The Secretary-General’s words were echoed by Sven Alkalaj, UNECE Executive Secretary, who also underlined the complementarity of the Water Convention with the United Nations Convention on the Law of the Non-navigational Uses of International Watercourses – also known as the United Nations Watercourses Convention. “Cooperation on water resources shared by two or more countries is vital for peace, stability and economic growth and a precondition for sustainable development”, he said.


The United Nations Watercourses Convention is expected to enter into force by the end of 2013, thus creating, with the UNECE Water Convention, a comprehensive international legal framework for transboundary water cooperation and the avoidance of conflict. The new treaty regime will strengthen transboundary water cooperation if, as earlier called for by the Secretary-General, the two legal frameworks are implemented in a synergistic way.


It was against this background that a panel discussion was held later in the Budapest Water Summit, on 9 October, to examine how global frameworks strengthen transboundary water cooperation in practice. During the discussion, the Minister of Agriculture of Tunisia, Mohamed Ben Salem, reconfirmed Tunisia’s interest in joining the UNECE Water Convention — in a spirit of cooperation and good neighbourliness — and also explained how Tunisia was already cooperating with neighbouring countries over shared water resources, such as with Algeria.

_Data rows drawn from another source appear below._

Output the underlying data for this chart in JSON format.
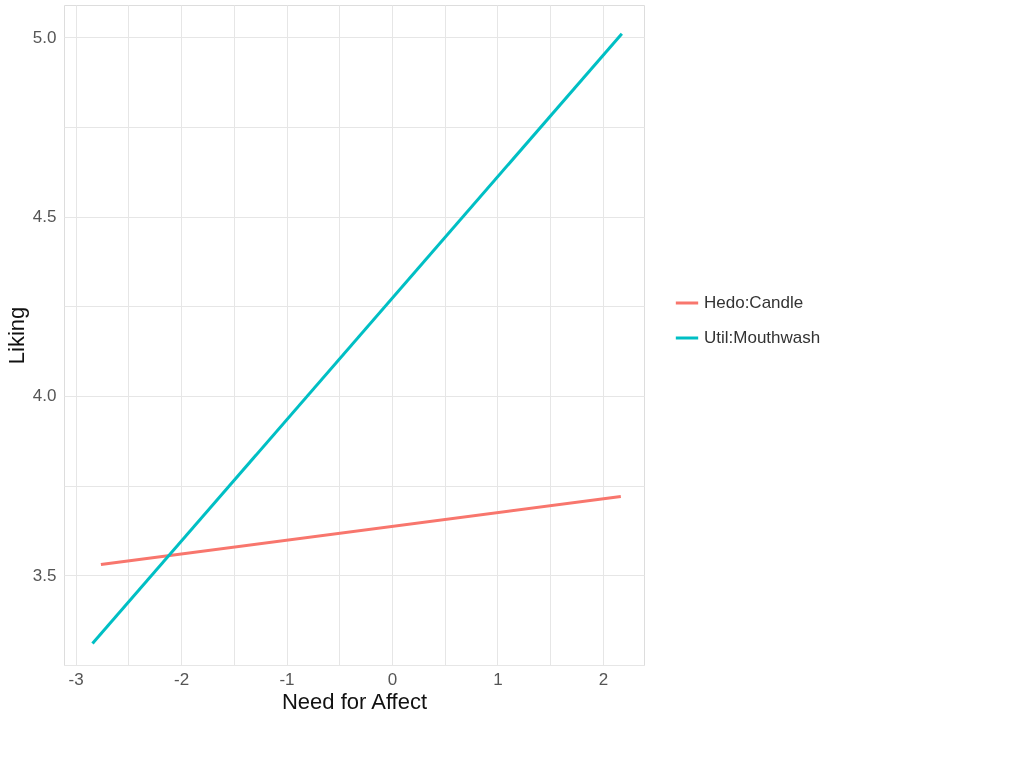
{
  "chart_data": {
    "type": "line",
    "xlabel": "Need for Affect",
    "ylabel": "Liking",
    "xlim": [
      -3.11,
      2.39
    ],
    "ylim": [
      3.25,
      5.09
    ],
    "xticks": [
      -3,
      {
        "value": -2.5,
        "label": null
      },
      -2,
      {
        "value": -1.5,
        "label": null
      },
      -1,
      {
        "value": -0.5,
        "label": null
      },
      0,
      {
        "value": 0.5,
        "label": null
      },
      1,
      {
        "value": 1.5,
        "label": null
      },
      2
    ],
    "yticks": [
      {
        "value": 3.25,
        "label": null
      },
      3.5,
      {
        "value": 3.75,
        "label": null
      },
      {
        "value": 4,
        "label": "4.0"
      },
      {
        "value": 4.25,
        "label": null
      },
      4.5,
      {
        "value": 4.75,
        "label": null
      },
      {
        "value": 5,
        "label": "5.0"
      }
    ],
    "grid": true,
    "legend": "right",
    "marker": "none",
    "line_style": "solid",
    "series": [
      {
        "name": "Hedo:Candle",
        "color": "#f8766d",
        "x": [
          -2.76,
          2.17
        ],
        "values": [
          3.53,
          3.72
        ]
      },
      {
        "name": "Util:Mouthwash",
        "color": "#00bfc4",
        "x": [
          -2.84,
          2.18
        ],
        "values": [
          3.31,
          5.01
        ]
      }
    ]
  }
}
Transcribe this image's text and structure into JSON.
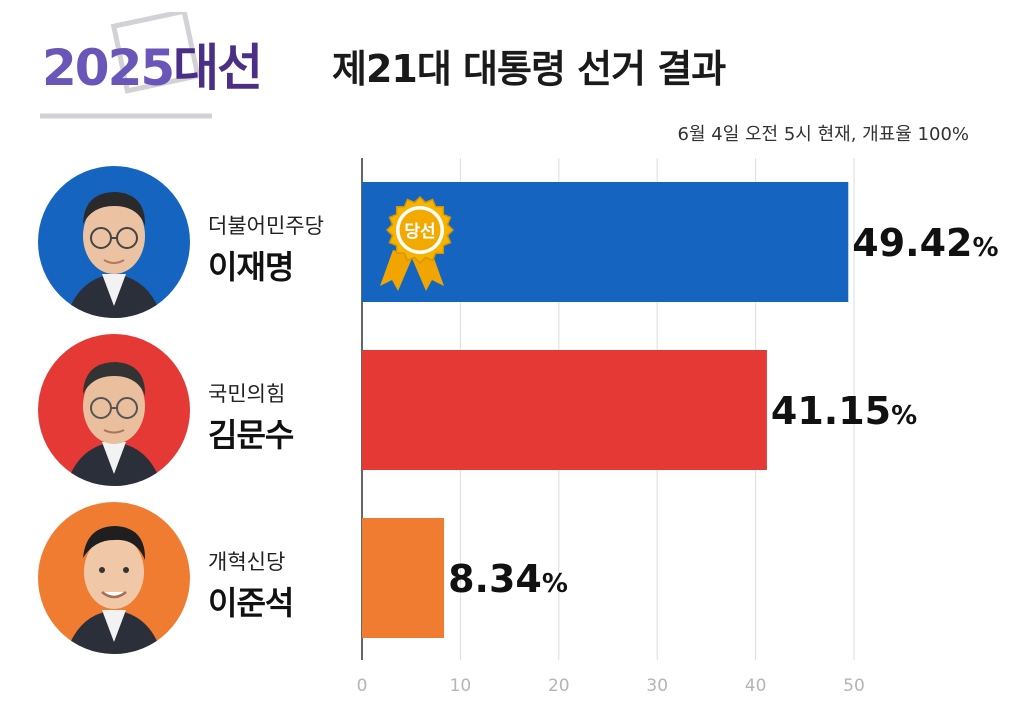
{
  "header": {
    "brand_year": "2025",
    "brand_word": "대선",
    "title": "제21대 대통령 선거 결과",
    "subtitle": "6월 4일 오전 5시 현재, 개표율 100%"
  },
  "winner_badge": "당선",
  "candidates": [
    {
      "party": "더불어민주당",
      "name": "이재명",
      "value_label": "49.42",
      "color": "#1565c0"
    },
    {
      "party": "국민의힘",
      "name": "김문수",
      "value_label": "41.15",
      "color": "#e53935"
    },
    {
      "party": "개혁신당",
      "name": "이준석",
      "value_label": "8.34",
      "color": "#f07c32"
    }
  ],
  "percent_sign": "%",
  "chart_data": {
    "type": "bar",
    "orientation": "horizontal",
    "categories": [
      "이재명",
      "김문수",
      "이준석"
    ],
    "values": [
      49.42,
      41.15,
      8.34
    ],
    "colors": [
      "#1565c0",
      "#e53935",
      "#f07c32"
    ],
    "xlim": [
      0,
      50
    ],
    "xticks": [
      0,
      10,
      20,
      30,
      40,
      50
    ],
    "grid": true,
    "title": "제21대 대통령 선거 결과"
  }
}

Other non-UNECE countries manifested similar intentions. The Ambassador of Iraq to Hungary, on behalf of the Minister of Water Resources of Iraq, Mohanad Salman Al-Sady expressed his country’s willingness to join the UNECE Water Convention, explaining that Iraq believed that the two Conventions — the United Nations Watercourses Convention and the UNECE Water Convention — are “complementary for an effective role in the region in supporting and strengthening the cooperation on sustainable water management”. He further explained that the legal aspects of the United Nations Convention could be perfectly supported by the institutional model that had been developed by the UNECE Convention over the past 20 years.


Katariina Poskiparta, State Secretary in the Finnish Ministry of the Environment, presented her country’s rich experience in transboundary water cooperation and its support of the two global agreements. André Laperrière, Deputy CEO of the Global Environment Facility, provided practical examples of investments under the Facility’s international waters programme.